For now, if you’d like to be rewarded for doing your part to keep the grid up, consider incorporating and signing up with a partner company to participate in ERCOT’s demand response program. Don’t have any killer business ideas? That’s fine—just become a Bitcoin miner. So long as you’re wasting huge amounts of electricity during normal times—Texas Bitcoin miners use an estimated 2,200 megawatts of power, about 20 percent of the total usage globally—you can get paid to conserve during peak demand. Suddenly, while the rubes are acting out of the goodness of their hearts, you can start cashing checks. 

Imagine That Every Time You Push the “Up” Button on Your Thermostat, You’re Releasing Spiders Into the ERCOT Offices

When it’s hotter than Hades outside and you’re sweating in your own living room, the last thing you want to do is turn up the thermostat by yet another degree. You know what helps reduce the psychic burden of shouldering that responsibility yourself, though? Imagining that the thermostat doesn’t just control the temperature in your home, but that whenever you push the “up” button, it also releases that many clusters of spiders into the offices of ERCOT—and in the Governor’s Mansion, in the Texas Capitol, and in every other center of power occupied by those who’ve left us in a position where our electrical grid teeters. Setting your thermostat to 80 degrees when it’s 105 outside is depressing—releasing eighty clusters of spiders in Greg Abbott’s bedroom, on the other hand, is downright satisfying. The human imagination is a powerful thing.

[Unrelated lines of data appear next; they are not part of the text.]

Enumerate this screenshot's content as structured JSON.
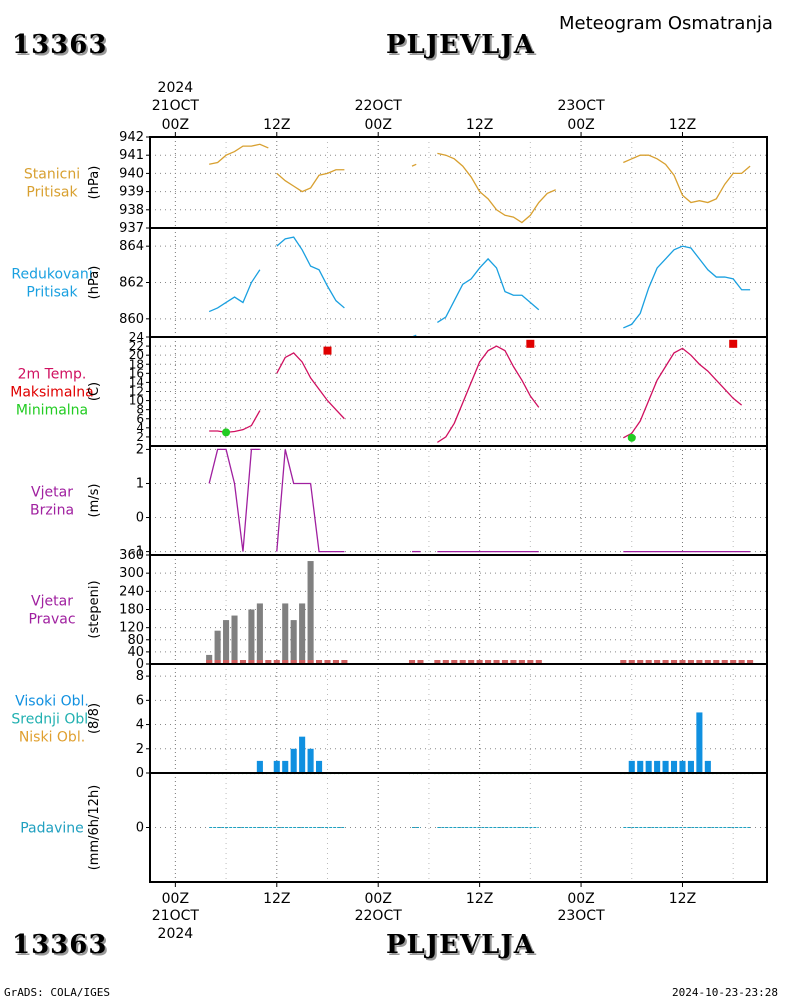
{
  "header": {
    "station_id": "13363",
    "station_name": "PLJEVLJA",
    "title": "Meteogram Osmatranja",
    "footer_left": "GrADS: COLA/IGES",
    "footer_right": "2024-10-23-23:28"
  },
  "colors": {
    "pressure": "#d8a030",
    "reduced": "#1aa0e0",
    "tmax": "#e00000",
    "tmin": "#22cc22",
    "temp_line": "#d01060",
    "wind": "#a020a0",
    "bars": "#808080",
    "base": "#d06060",
    "cloud_high": "#1090e0",
    "cloud_mid": "#20b0b0",
    "cloud_low": "#e0a030",
    "precip": "#20a0c0"
  },
  "time_axis": {
    "top_year": "2024",
    "labels_top": [
      {
        "t": 0,
        "l1": "21OCT",
        "l2": "00Z"
      },
      {
        "t": 12,
        "l1": "",
        "l2": "12Z"
      },
      {
        "t": 24,
        "l1": "22OCT",
        "l2": "00Z"
      },
      {
        "t": 36,
        "l1": "",
        "l2": "12Z"
      },
      {
        "t": 48,
        "l1": "23OCT",
        "l2": "00Z"
      },
      {
        "t": 60,
        "l1": "",
        "l2": "12Z"
      }
    ],
    "labels_bottom": [
      {
        "t": 0,
        "l1": "00Z",
        "l2": "21OCT",
        "l3": "2024"
      },
      {
        "t": 12,
        "l1": "12Z",
        "l2": "",
        "l3": ""
      },
      {
        "t": 24,
        "l1": "00Z",
        "l2": "22OCT",
        "l3": ""
      },
      {
        "t": 36,
        "l1": "12Z",
        "l2": "",
        "l3": ""
      },
      {
        "t": 48,
        "l1": "00Z",
        "l2": "23OCT",
        "l3": ""
      },
      {
        "t": 60,
        "l1": "12Z",
        "l2": "",
        "l3": ""
      }
    ],
    "range": [
      -3,
      70
    ]
  },
  "chart_data": [
    {
      "type": "line",
      "panel": "stanicni_pritisak",
      "labels": [
        "Stanicni",
        "Pritisak"
      ],
      "unit": "(hPa)",
      "ylim": [
        937,
        942
      ],
      "yticks": [
        937,
        938,
        939,
        940,
        941,
        942
      ],
      "series": [
        {
          "segment": [
            [
              4,
              940.5
            ],
            [
              5,
              940.6
            ],
            [
              6,
              941.0
            ],
            [
              7,
              941.2
            ],
            [
              8,
              941.5
            ],
            [
              9,
              941.5
            ],
            [
              10,
              941.6
            ],
            [
              11,
              941.4
            ]
          ]
        },
        {
          "segment": [
            [
              12,
              940.0
            ],
            [
              13,
              939.6
            ],
            [
              14,
              939.3
            ],
            [
              15,
              939.0
            ],
            [
              16,
              939.2
            ],
            [
              17,
              939.9
            ],
            [
              18,
              940.0
            ],
            [
              19,
              940.2
            ],
            [
              20,
              940.2
            ]
          ]
        },
        {
          "segment": [
            [
              28,
              940.4
            ],
            [
              28.5,
              940.5
            ]
          ]
        },
        {
          "segment": [
            [
              31,
              941.1
            ],
            [
              32,
              941.0
            ],
            [
              33,
              940.8
            ],
            [
              34,
              940.4
            ],
            [
              35,
              939.8
            ],
            [
              36,
              939.0
            ],
            [
              37,
              938.6
            ],
            [
              38,
              938.0
            ],
            [
              39,
              937.7
            ],
            [
              40,
              937.6
            ],
            [
              41,
              937.3
            ],
            [
              42,
              937.7
            ],
            [
              43,
              938.4
            ],
            [
              44,
              938.9
            ],
            [
              45,
              939.1
            ]
          ]
        },
        {
          "segment": [
            [
              53,
              940.6
            ],
            [
              54,
              940.8
            ],
            [
              55,
              941.0
            ],
            [
              56,
              941.0
            ],
            [
              57,
              940.8
            ],
            [
              58,
              940.5
            ],
            [
              59,
              939.9
            ],
            [
              60,
              938.8
            ],
            [
              61,
              938.4
            ],
            [
              62,
              938.5
            ],
            [
              63,
              938.4
            ],
            [
              64,
              938.6
            ],
            [
              65,
              939.4
            ],
            [
              66,
              940.0
            ],
            [
              67,
              940.0
            ],
            [
              68,
              940.4
            ]
          ]
        }
      ]
    },
    {
      "type": "line",
      "panel": "redukovani_pritisak",
      "labels": [
        "Redukovani",
        "Pritisak"
      ],
      "unit": "(hPa)",
      "ylim": [
        859,
        865
      ],
      "yticks": [
        860,
        862,
        864
      ],
      "series": [
        {
          "segment": [
            [
              4,
              860.4
            ],
            [
              5,
              860.6
            ],
            [
              6,
              860.9
            ],
            [
              7,
              861.2
            ],
            [
              8,
              860.9
            ],
            [
              9,
              862.0
            ],
            [
              10,
              862.7
            ]
          ]
        },
        {
          "segment": [
            [
              12,
              864.0
            ],
            [
              13,
              864.4
            ],
            [
              14,
              864.5
            ],
            [
              15,
              863.8
            ],
            [
              16,
              862.9
            ],
            [
              17,
              862.7
            ],
            [
              18,
              861.8
            ],
            [
              19,
              861.0
            ],
            [
              20,
              860.6
            ]
          ]
        },
        {
          "segment": [
            [
              28,
              859.0
            ],
            [
              28.5,
              859.1
            ]
          ]
        },
        {
          "segment": [
            [
              31,
              859.8
            ],
            [
              32,
              860.1
            ],
            [
              33,
              861.0
            ],
            [
              34,
              861.9
            ],
            [
              35,
              862.2
            ],
            [
              36,
              862.8
            ],
            [
              37,
              863.3
            ],
            [
              38,
              862.8
            ],
            [
              39,
              861.5
            ],
            [
              40,
              861.3
            ],
            [
              41,
              861.3
            ],
            [
              42,
              860.9
            ],
            [
              43,
              860.5
            ]
          ]
        },
        {
          "segment": [
            [
              53,
              859.5
            ],
            [
              54,
              859.7
            ],
            [
              55,
              860.3
            ],
            [
              56,
              861.7
            ],
            [
              57,
              862.8
            ],
            [
              58,
              863.3
            ],
            [
              59,
              863.8
            ],
            [
              60,
              864.0
            ],
            [
              61,
              863.9
            ],
            [
              62,
              863.3
            ],
            [
              63,
              862.7
            ],
            [
              64,
              862.3
            ],
            [
              65,
              862.3
            ],
            [
              66,
              862.2
            ],
            [
              67,
              861.6
            ],
            [
              68,
              861.6
            ]
          ]
        }
      ]
    },
    {
      "type": "line",
      "panel": "temperatura",
      "labels": [
        "2m Temp.",
        "Maksimalna",
        "Minimalna"
      ],
      "unit": "(C)",
      "ylim": [
        0,
        24
      ],
      "yticks": [
        2,
        4,
        6,
        8,
        10,
        12,
        14,
        16,
        18,
        20,
        22,
        24
      ],
      "series": [
        {
          "segment": [
            [
              4,
              3.3
            ],
            [
              5,
              3.3
            ],
            [
              6,
              3.0
            ],
            [
              7,
              3.2
            ],
            [
              8,
              3.6
            ],
            [
              9,
              4.5
            ],
            [
              10,
              7.8
            ]
          ]
        },
        {
          "segment": [
            [
              12,
              16
            ],
            [
              13,
              19.5
            ],
            [
              14,
              20.5
            ],
            [
              15,
              18.5
            ],
            [
              16,
              15
            ],
            [
              17,
              12.5
            ],
            [
              18,
              10
            ],
            [
              19,
              8
            ],
            [
              20,
              6
            ]
          ]
        },
        {
          "segment": [
            [
              31,
              0.8
            ],
            [
              32,
              2
            ],
            [
              33,
              5
            ],
            [
              34,
              9.5
            ],
            [
              35,
              14
            ],
            [
              36,
              18.5
            ],
            [
              37,
              21
            ],
            [
              38,
              22
            ],
            [
              39,
              21
            ],
            [
              40,
              17.5
            ],
            [
              41,
              14.5
            ],
            [
              42,
              11
            ],
            [
              43,
              8.5
            ]
          ]
        },
        {
          "segment": [
            [
              53,
              1.8
            ],
            [
              54,
              2.8
            ],
            [
              55,
              5.5
            ],
            [
              56,
              10
            ],
            [
              57,
              14.5
            ],
            [
              58,
              17.5
            ],
            [
              59,
              20.5
            ],
            [
              60,
              21.5
            ],
            [
              61,
              20
            ],
            [
              62,
              18
            ],
            [
              63,
              16.5
            ],
            [
              64,
              14.5
            ],
            [
              65,
              12.5
            ],
            [
              66,
              10.5
            ],
            [
              67,
              9
            ]
          ]
        }
      ],
      "max_points": [
        [
          18,
          21
        ],
        [
          42,
          22.5
        ],
        [
          66,
          22.5
        ]
      ],
      "min_points": [
        [
          6,
          3
        ],
        [
          54,
          1.8
        ]
      ]
    },
    {
      "type": "line",
      "panel": "vjetar_brzina",
      "labels": [
        "Vjetar",
        "Brzina"
      ],
      "unit": "(m/s)",
      "ylim": [
        -1.1,
        2.1
      ],
      "yticks": [
        -1,
        0,
        1,
        2
      ],
      "series": [
        {
          "segment": [
            [
              4,
              1
            ],
            [
              5,
              2
            ],
            [
              6,
              2
            ],
            [
              7,
              1
            ],
            [
              8,
              -1
            ],
            [
              9,
              2
            ],
            [
              10,
              2
            ]
          ]
        },
        {
          "segment": [
            [
              12,
              -1
            ],
            [
              13,
              2
            ],
            [
              14,
              1
            ],
            [
              15,
              1
            ],
            [
              16,
              1
            ],
            [
              17,
              -1
            ],
            [
              18,
              -1
            ],
            [
              19,
              -1
            ],
            [
              20,
              -1
            ]
          ]
        },
        {
          "segment": [
            [
              28,
              -1
            ],
            [
              29,
              -1
            ]
          ]
        },
        {
          "segment": [
            [
              31,
              -1
            ],
            [
              43,
              -1
            ]
          ]
        },
        {
          "segment": [
            [
              53,
              -1
            ],
            [
              68,
              -1
            ]
          ]
        }
      ]
    },
    {
      "type": "bar",
      "panel": "vjetar_pravac",
      "labels": [
        "Vjetar",
        "Pravac"
      ],
      "unit": "(stepeni)",
      "ylim": [
        0,
        360
      ],
      "yticks": [
        0,
        40,
        80,
        120,
        180,
        240,
        300,
        360
      ],
      "bars": [
        [
          4,
          30
        ],
        [
          5,
          110
        ],
        [
          6,
          145
        ],
        [
          7,
          160
        ],
        [
          9,
          180
        ],
        [
          10,
          200
        ],
        [
          12,
          0
        ],
        [
          13,
          200
        ],
        [
          14,
          145
        ],
        [
          15,
          200
        ],
        [
          16,
          340
        ],
        [
          17,
          0
        ],
        [
          18,
          0
        ],
        [
          19,
          0
        ],
        [
          20,
          0
        ]
      ],
      "base_ranges": [
        [
          4,
          20
        ],
        [
          28,
          29
        ],
        [
          31,
          43
        ],
        [
          53,
          68
        ]
      ]
    },
    {
      "type": "bar",
      "panel": "oblacnost",
      "labels": [
        "Visoki Obl.",
        "Srednji Obl.",
        "Niski Obl."
      ],
      "unit": "(8/8)",
      "ylim": [
        0,
        9
      ],
      "yticks": [
        0,
        2,
        4,
        6,
        8
      ],
      "bars": [
        [
          10,
          1
        ],
        [
          12,
          1
        ],
        [
          13,
          1
        ],
        [
          14,
          2
        ],
        [
          15,
          3
        ],
        [
          16,
          2
        ],
        [
          17,
          1
        ],
        [
          54,
          1
        ],
        [
          55,
          1
        ],
        [
          56,
          1
        ],
        [
          57,
          1
        ],
        [
          58,
          1
        ],
        [
          59,
          1
        ],
        [
          60,
          1
        ],
        [
          61,
          1
        ],
        [
          62,
          5
        ],
        [
          63,
          1
        ]
      ],
      "base_ranges": [
        [
          4,
          20
        ],
        [
          28,
          29
        ],
        [
          31,
          43
        ],
        [
          53,
          68
        ]
      ]
    },
    {
      "type": "line",
      "panel": "padavine",
      "labels": [
        "Padavine"
      ],
      "unit": "(mm/6h/12h)",
      "ylim": [
        -4.5,
        4.5
      ],
      "yticks": [
        0
      ],
      "series": [
        {
          "segment": [
            [
              4,
              0
            ],
            [
              20,
              0
            ]
          ]
        },
        {
          "segment": [
            [
              28,
              0
            ],
            [
              29,
              0
            ]
          ]
        },
        {
          "segment": [
            [
              31,
              0
            ],
            [
              43,
              0
            ]
          ]
        },
        {
          "segment": [
            [
              53,
              0
            ],
            [
              68,
              0
            ]
          ]
        }
      ]
    }
  ]
}
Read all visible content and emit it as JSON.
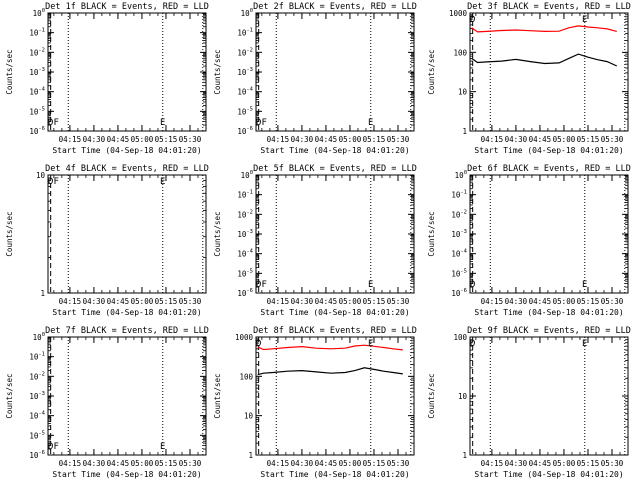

Call ERCOT and Ask Them if They’ll Consider Tapping the UPDOG Energy Reserves

Take it from Bart Simpson: sometimes, when you’re feeling powerless (literally and metaphorically), a prank phone call will cheer you up. When the person who answers the phone says, “what’s UPDOG?” you say, “just sitting here at home sweating, dog, what’s up with you?” and then you laugh till you cry. 

Go Out and Build Some Transmission Lines Your Own Dang Self

This summer, our buckling power grid has one saving grace: When it’s approximately 1 million degrees outside, it’s also a pretty safe bet that the sun is shining. Once again, solar power is bailing us out. Solar’s great when it’s sunny—solar panels are increasingly cheap to install, and it doesn’t cost anything to turn it on or extract. 

The catch, though, is that getting that energy to customers requires transmission lines, and those lines are increasingly congested. Without more transmission capacity, we’re generating more solar power than we can use during the summer, which isn’t great when the same sun generating all those free electrons is also the reason everyone is cranking the A/C. If you want a long-term cure to ERCOT Conversation Fatigue, the answer seems clear: We’re gonna need more juice.